In a rousing opening keynote for its Build 2014 conference here in San Francisco on Wednesday, a series of Microsoft executives pulled out all the stops, announcing new products, upcoming initiatives, and some amazing giveaways for show-goers. But as the keynote edged into its third hour, the firm finally delivered the news everyone had been waiting for: It will indeed bring an evolved Start menu back to Windows and let users run Modern mobile apps in floating windows on the desktop.
"Our commitment is to make Windows more personal and accessible to individuals, and to ensure a vibrant ecosystem through closer collaboration with our industry partners," Microsoft executive vice president Terry Myerson said. "The news today shines a light on continued Windows innovation in ways that benefit our customers, partners and developers alike."

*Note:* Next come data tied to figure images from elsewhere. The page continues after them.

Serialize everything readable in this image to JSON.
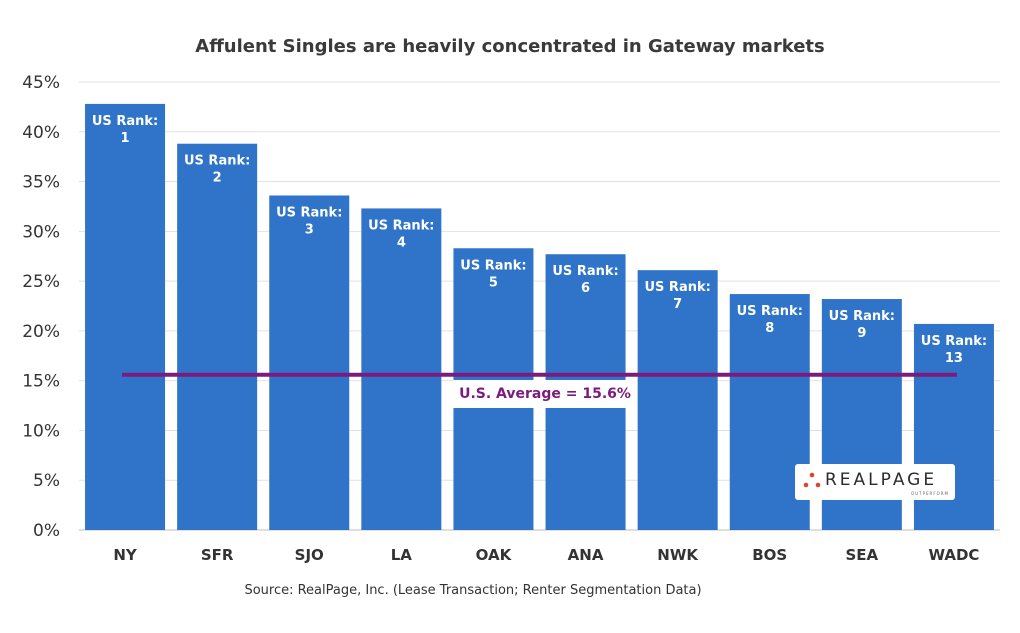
{
  "chart_data": {
    "type": "bar",
    "title": "Affulent Singles are heavily concentrated in Gateway markets",
    "categories": [
      "NY",
      "SFR",
      "SJO",
      "LA",
      "OAK",
      "ANA",
      "NWK",
      "BOS",
      "SEA",
      "WADC"
    ],
    "values": [
      42.8,
      38.8,
      33.6,
      32.3,
      28.3,
      27.7,
      26.1,
      23.7,
      23.2,
      20.7
    ],
    "rank_prefix": "US Rank:",
    "ranks": [
      "1",
      "2",
      "3",
      "4",
      "5",
      "6",
      "7",
      "8",
      "9",
      "13"
    ],
    "y_ticks": [
      "0%",
      "5%",
      "10%",
      "15%",
      "20%",
      "25%",
      "30%",
      "35%",
      "40%",
      "45%"
    ],
    "ylim": [
      0,
      45
    ],
    "y_tick_step": 5,
    "grid": true,
    "reference_line": {
      "value": 15.6,
      "label": "U.S. Average = 15.6%",
      "color": "#7b1b7e"
    },
    "bar_color": "#2f74c8"
  },
  "source": "Source: RealPage, Inc. (Lease Transaction; Renter Segmentation Data)",
  "logo": {
    "text": "REALPAGE",
    "tagline": "OUTPERFORM",
    "dot_color": "#e0442f"
  }
}
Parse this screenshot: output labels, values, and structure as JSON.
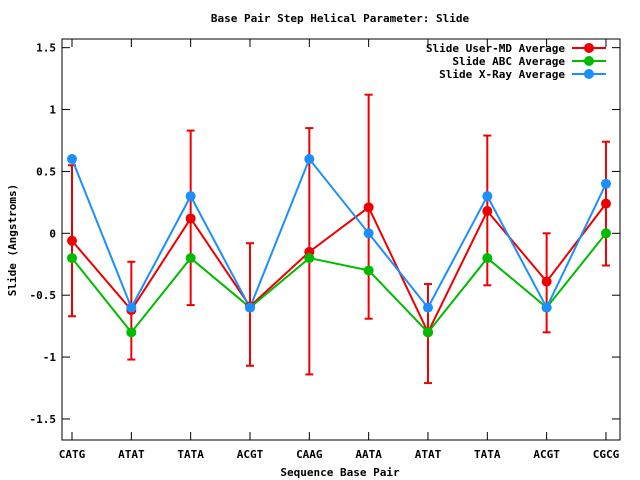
{
  "chart_data": {
    "type": "line",
    "title": "Base Pair Step Helical Parameter: Slide",
    "xlabel": "Sequence Base Pair",
    "ylabel": "Slide (Angstroms)",
    "categories": [
      "CATG",
      "ATAT",
      "TATA",
      "ACGT",
      "CAAG",
      "AATA",
      "ATAT",
      "TATA",
      "ACGT",
      "CGCG"
    ],
    "ylim": [
      -1.67,
      1.57
    ],
    "yticks": [
      -1.5,
      -1,
      -0.5,
      0,
      0.5,
      1,
      1.5
    ],
    "ytick_labels": [
      "-1.5",
      "-1",
      "-0.5",
      "0",
      "0.5",
      "1",
      "1.5"
    ],
    "grid": false,
    "legend_position": "top-right",
    "series": [
      {
        "name": "Slide User-MD Average",
        "color": "#ee0000",
        "values": [
          -0.06,
          -0.62,
          0.12,
          -0.59,
          -0.15,
          0.21,
          -0.8,
          0.18,
          -0.39,
          0.24
        ],
        "error_low": [
          -0.67,
          -1.02,
          -0.58,
          -1.07,
          -1.14,
          -0.69,
          -1.21,
          -0.42,
          -0.8,
          -0.26
        ],
        "error_high": [
          0.55,
          -0.23,
          0.83,
          -0.08,
          0.85,
          1.12,
          -0.41,
          0.79,
          0.0,
          0.74
        ]
      },
      {
        "name": "Slide ABC Average",
        "color": "#00bb00",
        "values": [
          -0.2,
          -0.8,
          -0.2,
          -0.6,
          -0.2,
          -0.3,
          -0.8,
          -0.2,
          -0.6,
          0.0
        ]
      },
      {
        "name": "Slide X-Ray Average",
        "color": "#1a8fff",
        "values": [
          0.6,
          -0.6,
          0.3,
          -0.6,
          0.6,
          0.0,
          -0.6,
          0.3,
          -0.6,
          0.4
        ]
      }
    ]
  }
}
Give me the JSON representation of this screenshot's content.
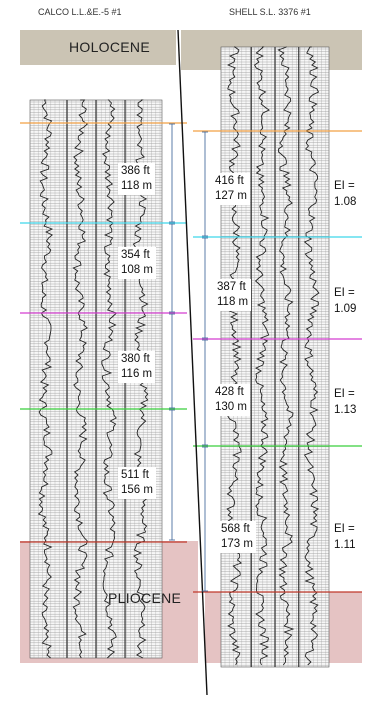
{
  "wells": {
    "left": {
      "name": "CALCO  L.L.&E.-5  #1"
    },
    "right": {
      "name": "SHELL  S.L. 3376 #1"
    }
  },
  "formations": {
    "top": "HOLOCENE",
    "bottom": "PLIOCENE"
  },
  "colors": {
    "holocene_band": "#cbc4b4",
    "pliocene_band": "#e2bcbc",
    "marker_1": "#f2a043",
    "marker_2": "#3fd6ea",
    "marker_3": "#d43fd0",
    "marker_4": "#39cf3c",
    "marker_5": "#c0392b",
    "dimension_lines": "#4a6fa0",
    "fault": "#111111"
  },
  "left_intervals": [
    {
      "ft": "386 ft",
      "m": "118 m"
    },
    {
      "ft": "354 ft",
      "m": "108 m"
    },
    {
      "ft": "380 ft",
      "m": "116 m"
    },
    {
      "ft": "511 ft",
      "m": "156 m"
    }
  ],
  "right_intervals": [
    {
      "ft": "416 ft",
      "m": "127 m",
      "ei_label": "EI =",
      "ei_value": "1.08"
    },
    {
      "ft": "387 ft",
      "m": "118 m",
      "ei_label": "EI =",
      "ei_value": "1.09"
    },
    {
      "ft": "428 ft",
      "m": "130 m",
      "ei_label": "EI =",
      "ei_value": "1.13"
    },
    {
      "ft": "568 ft",
      "m": "173 m",
      "ei_label": "EI =",
      "ei_value": "1.11"
    }
  ]
}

And there was a lot of news.
Microsoft started off the show by highlighting Windows Phone 8.1, a major release of its smart phone operating system that adds important new features like the Cortana voice control software, a notification center called Action Center, and many new customization capabilities. Cortana was the clear hit of the show, offering dramatic improvements over rival systems like Apple Siri and Google Now, including deep integration with popular third party apps. You can learn more about this coming update in my Windows Phone 8.1 Preview, but the first new handsets with this OS version will ship in the coming months and all Windows Phone 8-based handsets will get the update for free by the end of the summer.
The firm next moved into Windows 8.1 Update 1, which will ship for free to all Windows 8.1 users next Tuesday as part of Patch Tuesday. (MSDN and TechNet subscribers can download this update now.) Update 1 takes major steps towards making the Modern mobile experiences in the OS more accessible to traditional PC users with a mouse, and takes Windows into new, low-end devices with just 1 GB of RAM and 16 GB of storage. You can find out more in my Windows 8.1 Update 1 Review.
In its first real nod to developers, Microsoft revealed that it will let developers create universal apps that can run on Windows 8.1, Windows Phone 8.1 and—it announced later in the show—on Xbox One. These universal apps are really multi-project solutions in Visual Studio, in which the eventual apps for each platform can share much more code then was possible in the past. That's because all three platforms will now support a new version of the Windows Runtime that debuted in Windows 8. (Xbox One support for universal apps is coming sometime in the next year.)
Microsoft also revealed that it will help developers overcome what is now one of the weaker areas of the Windows app ecosystem: Using this new universal app infrastructure, developers will be able to sell an app to users from one platform and then give them free access to the same app on the others. There will be a new "Made for Windows Phones and Windows PCs" logo program built around this and related universal capabilities.
Next, the firm provided a real demonstration of an early version of Office "Touch" for Windows, which will be a universal app suite that runs on both Windows 8.1 and Windows Phone 8.1. We only got a peek at PowerPoint, but it was indeed more powerful and feature-rich than the version Microsoft recently released for iPad, which should quell some complaints. No word on a release date, but you can find out more about this in Office "Touch" for Windows to Outclass Version for iPad.
Finally, Microsoft confirmed the news I had exclusively reported in Further Changes Coming in Windows "Threshold": it will make a new Start menu available as an option and will allow users to run Modern mobile apps in floating windows on the desktop. This announcement was deliberately worded—Myerson said only that it would come in "an update to Windows 8.1"—but my sources confirmed that it was still part of "Threshold," which will most likely be called Windows 9. On the record, several Microsoft executives confirmed Wednesday after the keynote that the timing and delivery method for this update were deliberately left vague because either could change.
Then the firm delivered another blockbuster: It will now license Windows and Windows Phone to hardware makers for free for use with devices that have screen sizes under 9 inches. That's all phones, of course, but it's also the volume part of the tablet market.
With the crowd still swooning, the firm revealed that all Build attendees would receive a free Xbox One, which they can pick up at the show, and a $500 gift card for the Microsoft Store so they can buy the device or software of their choice.
Outgoing Nokia executive Stephen Elop then announced three new Windows Phone handsets, the Nokia Lumia 930—a high-end device for international markets that is very similar to the Lumia Icon sold here in the US; check out my Nokia Lumia 930 Preview for details—and the low-end Lumia 630 and 635, both of which will be sold around the globe and cost under $200. He was followed up by new CEO Satya Nadella, who provided a surprisingly robotic "virtual Q & A" with prerecorded (and no doubt heavily vetted) questions.
Nadella's appearance was a surprising lull for an otherwise impressive showing, and it will be interesting to see how Microsoft follows it all today with the day 2 keynote. In the meantime, I've got a bunch of other stuff to post about universal apps, Cortana, free Windows, and some other Nokia devices. It's going to be a busy week.